Expand your Training Limits! Generating and Labeling Jobs for ML-based Data Management

SIGMOD 2021
Publication Date: 30.03.2021

Abstract

Machine Learning (ML) is quickly becoming a prominent method in many data management components, including query optimizers which have recently shown very promising results. However, the low availability of training data (i.e., large query workloads with execution time or output cardinality as labels) widely limits further advancement in research and compromises the technology transfer from research to industry. Collecting a labeled query workload has a very high cost in terms of time and money due to the development and execution of thousands of realistic queries/jobs.

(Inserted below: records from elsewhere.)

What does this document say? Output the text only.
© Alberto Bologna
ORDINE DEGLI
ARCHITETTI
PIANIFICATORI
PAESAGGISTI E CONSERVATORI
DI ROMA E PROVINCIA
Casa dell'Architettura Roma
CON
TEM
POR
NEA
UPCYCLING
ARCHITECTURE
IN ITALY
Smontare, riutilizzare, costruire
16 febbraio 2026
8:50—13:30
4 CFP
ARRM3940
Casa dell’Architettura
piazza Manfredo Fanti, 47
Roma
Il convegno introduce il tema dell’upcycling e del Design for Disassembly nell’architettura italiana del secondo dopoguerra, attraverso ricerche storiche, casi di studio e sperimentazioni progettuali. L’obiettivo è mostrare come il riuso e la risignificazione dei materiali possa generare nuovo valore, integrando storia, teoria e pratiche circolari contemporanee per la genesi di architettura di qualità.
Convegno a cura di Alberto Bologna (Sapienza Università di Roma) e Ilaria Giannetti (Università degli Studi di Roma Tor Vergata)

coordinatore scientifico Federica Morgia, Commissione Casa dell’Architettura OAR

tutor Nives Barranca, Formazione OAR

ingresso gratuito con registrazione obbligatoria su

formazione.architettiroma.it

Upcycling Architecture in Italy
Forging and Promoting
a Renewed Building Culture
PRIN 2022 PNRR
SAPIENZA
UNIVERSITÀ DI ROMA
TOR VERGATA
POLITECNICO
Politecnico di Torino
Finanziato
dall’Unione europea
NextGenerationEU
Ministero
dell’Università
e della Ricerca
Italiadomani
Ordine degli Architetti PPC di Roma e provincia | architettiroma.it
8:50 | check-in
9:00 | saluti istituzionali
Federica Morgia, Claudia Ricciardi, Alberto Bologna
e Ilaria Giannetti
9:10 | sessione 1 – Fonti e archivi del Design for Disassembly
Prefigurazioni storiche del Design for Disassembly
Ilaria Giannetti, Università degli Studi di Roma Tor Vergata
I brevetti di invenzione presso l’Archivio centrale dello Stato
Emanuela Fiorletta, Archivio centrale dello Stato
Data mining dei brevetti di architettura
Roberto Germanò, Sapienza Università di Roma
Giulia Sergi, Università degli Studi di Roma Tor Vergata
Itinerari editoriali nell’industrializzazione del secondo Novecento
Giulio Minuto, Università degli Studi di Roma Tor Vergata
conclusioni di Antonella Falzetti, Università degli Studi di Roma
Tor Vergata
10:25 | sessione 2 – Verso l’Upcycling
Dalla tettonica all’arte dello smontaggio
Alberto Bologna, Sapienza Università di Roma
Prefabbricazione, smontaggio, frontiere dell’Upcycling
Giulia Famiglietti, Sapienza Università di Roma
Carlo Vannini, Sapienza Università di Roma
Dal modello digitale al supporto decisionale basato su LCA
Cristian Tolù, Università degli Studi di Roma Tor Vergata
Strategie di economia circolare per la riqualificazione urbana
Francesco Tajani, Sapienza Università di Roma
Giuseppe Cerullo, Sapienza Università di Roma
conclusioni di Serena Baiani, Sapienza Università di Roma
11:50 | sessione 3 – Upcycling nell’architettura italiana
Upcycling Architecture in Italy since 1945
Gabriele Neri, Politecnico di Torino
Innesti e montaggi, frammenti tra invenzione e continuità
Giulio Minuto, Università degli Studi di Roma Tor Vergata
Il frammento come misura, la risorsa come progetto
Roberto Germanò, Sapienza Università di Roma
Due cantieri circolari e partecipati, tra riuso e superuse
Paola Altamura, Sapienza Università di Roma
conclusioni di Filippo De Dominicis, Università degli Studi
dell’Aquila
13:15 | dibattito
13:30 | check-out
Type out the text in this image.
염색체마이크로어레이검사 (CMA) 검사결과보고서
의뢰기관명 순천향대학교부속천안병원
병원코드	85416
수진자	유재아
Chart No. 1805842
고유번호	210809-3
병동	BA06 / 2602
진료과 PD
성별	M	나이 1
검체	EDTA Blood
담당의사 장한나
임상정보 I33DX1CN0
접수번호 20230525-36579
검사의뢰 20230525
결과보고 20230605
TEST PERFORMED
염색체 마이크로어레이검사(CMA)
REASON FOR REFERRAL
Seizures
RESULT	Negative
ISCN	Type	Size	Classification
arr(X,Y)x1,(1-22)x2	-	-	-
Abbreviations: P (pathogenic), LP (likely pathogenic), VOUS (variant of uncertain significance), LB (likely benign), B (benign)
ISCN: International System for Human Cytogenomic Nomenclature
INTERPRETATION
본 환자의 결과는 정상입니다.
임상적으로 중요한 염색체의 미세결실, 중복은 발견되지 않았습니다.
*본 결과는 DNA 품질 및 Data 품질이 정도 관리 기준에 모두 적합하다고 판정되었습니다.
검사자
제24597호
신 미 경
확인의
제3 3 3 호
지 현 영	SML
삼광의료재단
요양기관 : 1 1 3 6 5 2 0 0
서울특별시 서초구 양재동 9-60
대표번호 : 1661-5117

In this work, we face the problem of generating training data for data management components tailored to users’ needs. We present DataFarm, an innovative framework for efficiently generating and labeling large query workloads. We follow a data-driven white-box approach to learn from pre-existing small workload patterns, input data, and computational resources. Our framework allows users to produce a large heterogeneous set of realistic jobs with their labels, which can be used by any ML-based data management component. We show that our framework outperforms the current state-of-the-art both in query generation and label estimation using synthetic and real datasets. It has up to 9x better labeling performance, in terms of R2 score. More importantly, it allows users to reduce the cost of getting labeled query workloads by 54x (and up to an estimated factor of 104x) compared to standard approaches.